A cavação de recursos justifica a apresentação elogiosa de um escritório de advocacia, duas alfaiatarias (“expoente da elegância masculina” e “a tesoura mágica de Uberlândia”), uma marmoaria e uma indústria de charque. Em pouco mais de dois minutos, as câmeras revelam os trabalhos na Fábrica de Móveis Freitas, provavelmente um dos maiores patrocinadores. É onde consta a saída dos operários, assim anunciada pelo locutor: “Após um dia de intenso trabalho, a hora da boia”. Homens e meninos deixam o galpão da fábrica à moda Lumière, sendo dois deles em bicicleta.

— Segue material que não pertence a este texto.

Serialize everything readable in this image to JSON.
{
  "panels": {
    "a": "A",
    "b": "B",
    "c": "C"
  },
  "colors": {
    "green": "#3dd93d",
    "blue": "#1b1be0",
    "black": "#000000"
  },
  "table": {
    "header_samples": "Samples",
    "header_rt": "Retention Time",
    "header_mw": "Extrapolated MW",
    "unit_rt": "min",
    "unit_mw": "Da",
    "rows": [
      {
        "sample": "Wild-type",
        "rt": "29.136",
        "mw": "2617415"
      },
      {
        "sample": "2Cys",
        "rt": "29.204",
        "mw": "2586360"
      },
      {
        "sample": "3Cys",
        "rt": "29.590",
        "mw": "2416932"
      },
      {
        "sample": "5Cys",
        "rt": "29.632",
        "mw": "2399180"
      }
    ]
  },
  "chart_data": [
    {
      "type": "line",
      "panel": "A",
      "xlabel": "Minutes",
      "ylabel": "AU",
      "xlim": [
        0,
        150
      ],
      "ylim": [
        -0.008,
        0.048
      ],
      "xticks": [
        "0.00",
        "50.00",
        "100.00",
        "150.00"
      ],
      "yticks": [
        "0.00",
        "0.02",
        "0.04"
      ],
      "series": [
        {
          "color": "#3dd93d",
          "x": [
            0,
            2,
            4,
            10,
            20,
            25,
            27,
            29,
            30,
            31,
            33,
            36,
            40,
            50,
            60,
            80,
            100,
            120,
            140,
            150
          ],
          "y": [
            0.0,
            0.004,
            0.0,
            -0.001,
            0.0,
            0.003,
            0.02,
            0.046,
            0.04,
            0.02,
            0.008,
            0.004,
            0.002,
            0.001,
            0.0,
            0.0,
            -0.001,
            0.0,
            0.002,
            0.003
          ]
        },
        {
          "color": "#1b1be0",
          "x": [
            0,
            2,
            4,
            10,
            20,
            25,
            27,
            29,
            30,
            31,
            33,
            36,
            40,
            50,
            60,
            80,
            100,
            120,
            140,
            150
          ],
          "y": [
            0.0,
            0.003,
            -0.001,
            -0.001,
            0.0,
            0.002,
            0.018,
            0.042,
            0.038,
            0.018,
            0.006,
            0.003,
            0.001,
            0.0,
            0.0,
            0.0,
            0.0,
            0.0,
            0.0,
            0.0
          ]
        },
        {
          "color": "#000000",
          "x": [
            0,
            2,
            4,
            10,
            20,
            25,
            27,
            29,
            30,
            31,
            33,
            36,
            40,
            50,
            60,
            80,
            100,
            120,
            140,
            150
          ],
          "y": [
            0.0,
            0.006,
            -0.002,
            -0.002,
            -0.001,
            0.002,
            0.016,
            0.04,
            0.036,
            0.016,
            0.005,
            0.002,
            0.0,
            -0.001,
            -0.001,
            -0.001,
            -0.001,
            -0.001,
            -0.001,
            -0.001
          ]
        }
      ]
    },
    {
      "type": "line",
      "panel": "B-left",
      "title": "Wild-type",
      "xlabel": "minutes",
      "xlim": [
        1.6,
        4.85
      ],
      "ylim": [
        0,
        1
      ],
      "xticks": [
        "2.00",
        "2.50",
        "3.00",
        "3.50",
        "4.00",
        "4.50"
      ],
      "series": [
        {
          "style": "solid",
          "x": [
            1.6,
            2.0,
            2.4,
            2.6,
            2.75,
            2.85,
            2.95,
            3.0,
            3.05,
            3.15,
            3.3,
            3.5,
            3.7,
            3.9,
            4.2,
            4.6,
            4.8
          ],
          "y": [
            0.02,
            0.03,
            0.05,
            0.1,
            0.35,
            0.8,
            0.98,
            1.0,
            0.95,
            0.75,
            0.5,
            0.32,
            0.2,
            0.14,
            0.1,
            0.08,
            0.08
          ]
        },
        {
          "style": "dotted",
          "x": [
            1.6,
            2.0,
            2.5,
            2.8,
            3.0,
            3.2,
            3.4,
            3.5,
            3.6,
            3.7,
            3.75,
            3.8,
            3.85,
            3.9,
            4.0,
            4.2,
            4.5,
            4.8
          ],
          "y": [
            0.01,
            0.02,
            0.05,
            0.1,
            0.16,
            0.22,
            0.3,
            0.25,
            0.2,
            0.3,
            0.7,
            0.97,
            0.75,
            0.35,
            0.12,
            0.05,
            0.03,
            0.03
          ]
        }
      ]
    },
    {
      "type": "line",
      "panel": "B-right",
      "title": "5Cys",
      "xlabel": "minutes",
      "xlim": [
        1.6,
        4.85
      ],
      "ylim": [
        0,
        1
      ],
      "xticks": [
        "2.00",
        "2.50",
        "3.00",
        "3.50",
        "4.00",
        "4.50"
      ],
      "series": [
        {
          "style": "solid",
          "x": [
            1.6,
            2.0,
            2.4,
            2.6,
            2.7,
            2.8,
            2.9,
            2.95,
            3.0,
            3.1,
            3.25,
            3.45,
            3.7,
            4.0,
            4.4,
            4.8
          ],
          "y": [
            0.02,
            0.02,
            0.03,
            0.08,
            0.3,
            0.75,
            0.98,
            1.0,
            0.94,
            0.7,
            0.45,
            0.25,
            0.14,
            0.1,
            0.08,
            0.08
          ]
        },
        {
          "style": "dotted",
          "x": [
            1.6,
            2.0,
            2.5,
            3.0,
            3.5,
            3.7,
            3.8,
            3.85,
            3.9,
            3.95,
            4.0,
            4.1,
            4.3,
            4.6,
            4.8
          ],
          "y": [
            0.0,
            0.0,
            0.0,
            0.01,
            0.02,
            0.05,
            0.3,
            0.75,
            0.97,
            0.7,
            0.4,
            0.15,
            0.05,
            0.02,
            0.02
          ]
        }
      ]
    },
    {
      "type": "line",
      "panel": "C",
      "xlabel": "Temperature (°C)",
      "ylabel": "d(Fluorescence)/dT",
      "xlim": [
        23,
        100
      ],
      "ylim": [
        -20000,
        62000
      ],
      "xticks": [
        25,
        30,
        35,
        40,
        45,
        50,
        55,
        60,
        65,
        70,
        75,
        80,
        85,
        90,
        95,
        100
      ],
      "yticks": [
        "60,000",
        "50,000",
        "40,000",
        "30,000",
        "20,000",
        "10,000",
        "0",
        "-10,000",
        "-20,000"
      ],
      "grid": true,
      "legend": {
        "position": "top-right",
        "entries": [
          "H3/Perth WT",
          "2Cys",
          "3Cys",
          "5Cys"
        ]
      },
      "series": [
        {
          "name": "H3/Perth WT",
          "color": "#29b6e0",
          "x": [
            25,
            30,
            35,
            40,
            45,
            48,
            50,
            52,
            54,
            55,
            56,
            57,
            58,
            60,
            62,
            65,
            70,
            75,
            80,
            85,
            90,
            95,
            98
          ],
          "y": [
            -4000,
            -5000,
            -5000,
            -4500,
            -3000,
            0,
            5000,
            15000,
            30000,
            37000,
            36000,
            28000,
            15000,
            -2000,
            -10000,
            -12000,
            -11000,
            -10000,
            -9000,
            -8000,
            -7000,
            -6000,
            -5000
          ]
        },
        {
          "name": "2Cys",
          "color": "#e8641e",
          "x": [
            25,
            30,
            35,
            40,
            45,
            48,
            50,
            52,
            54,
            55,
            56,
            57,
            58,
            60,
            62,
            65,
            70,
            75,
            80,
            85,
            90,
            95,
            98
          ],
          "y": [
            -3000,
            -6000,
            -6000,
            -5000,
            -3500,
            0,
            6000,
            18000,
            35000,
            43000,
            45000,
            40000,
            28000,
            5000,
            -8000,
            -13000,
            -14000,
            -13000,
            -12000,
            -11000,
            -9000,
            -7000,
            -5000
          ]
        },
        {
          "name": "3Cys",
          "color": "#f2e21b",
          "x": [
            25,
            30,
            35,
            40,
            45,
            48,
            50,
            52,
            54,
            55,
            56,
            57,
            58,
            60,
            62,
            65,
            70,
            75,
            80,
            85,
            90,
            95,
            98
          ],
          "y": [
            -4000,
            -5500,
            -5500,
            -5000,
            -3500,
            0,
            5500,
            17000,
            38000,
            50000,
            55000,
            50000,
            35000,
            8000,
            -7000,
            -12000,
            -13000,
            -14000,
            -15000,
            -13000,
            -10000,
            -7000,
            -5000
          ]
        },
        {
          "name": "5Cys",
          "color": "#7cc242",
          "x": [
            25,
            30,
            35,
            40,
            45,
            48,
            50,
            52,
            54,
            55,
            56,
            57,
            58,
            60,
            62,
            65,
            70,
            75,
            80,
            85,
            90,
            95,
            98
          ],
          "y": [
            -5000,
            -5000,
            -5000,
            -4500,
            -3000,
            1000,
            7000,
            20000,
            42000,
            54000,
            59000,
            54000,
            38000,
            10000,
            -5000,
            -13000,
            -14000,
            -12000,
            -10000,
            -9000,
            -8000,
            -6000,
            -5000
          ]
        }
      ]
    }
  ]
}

Compartilho a seguir a sequência completa dos Móveis Freitas, que inclui a oficina de marcenaria, o destaque para o proprietário da empresa e o showroom do mobiliário “de todos os estilos”.
Alguns filmes de cavação transcenderam o mero oportunismo por seus valores documentais e etnográficos. Esse é o caso do clássico No Paiz das Amazonas, que o imigrante português Silvino Santos realizou em 1921 por encomenda do magnata (também português) Joaquim Gonçalves Araújo. O filme, de mais de duas horas de duração, é um amplo painel das atividades econômicas e das belezas naturais dos estados do Amazonas, Acre e Rondônia. Destacam-se a extração e beneficiamento de borracha, castanha, fumo e guaraná, além da pesca, da caça e de algumas atividades dos indígenas da região. Inclui uma curta cena de trabalhadores saindo das instalações de uma fábrica de beneficiamento de castanha e de banana-passa.
A íntegra de No Paiz das Amazonas está disponível aqui.
A empresa J.G.Araújo & Co.Ltd., produtora e financiadora do filme, era sua principal beneficiária. A grande escala da documentação de Silvino Santos pretendia fazer jus à ampla gama de setores da indústria e do comércio em que a firma atuava. No Paiz das Amazonas foi atração da Exposição Internacional do Centenário da Independência.
Silvino fizera um estágio na Casa Pathé e nos estúdios dos irmãos Lumière, na França. Não é desprezível a ideia de que tenha se inspirado no filme inaugural do cinematógrafo para incluir a saída de operários e operárias da fábrica. A cena se segue a uma longa sequência de trabalhos nas oficinas, com destaque para as mulheres. Compõe-se de quatro tomadas em aproximação progressiva dos corpos das pessoas, o que realça o senso de narrativa e continuidade da abordagem de Silvino Santos. Na pequena multidão, de plano a plano, as mulheres vão ocupando mais e mais o espaço de tela.
Saltando para um trabalho bem mais recente, encontramos uma aproximação com o cinema industrial no média-metragem Elo Perdido – o Brasil que Pedala (2018), de Renata Falzoni. O documentário aborda a cultura da bicicleta no Brasil e como esse meio de transporte vem se impondo cada vez mais nas cidades. São apresentados vários exemplos de ciclismo: lazer, trabalho ou simples mobilidade urbana. Uma sequência, filmada em Joinville (SC), expõe a bicicleta como veículo preferido dos trabalhadores da cidade.
Nesse ponto, o filme de cunho antropológico se avizinha do cinema industrial ao privilegiar o movimento dos operários que saem da Fundição Tupy no lombo de suas bicicletas. É informado que a empresa multinacional estimula o uso das bykes, o que parece ser muito bem aceito pelo operariado em suas pedaladas pelas ruas.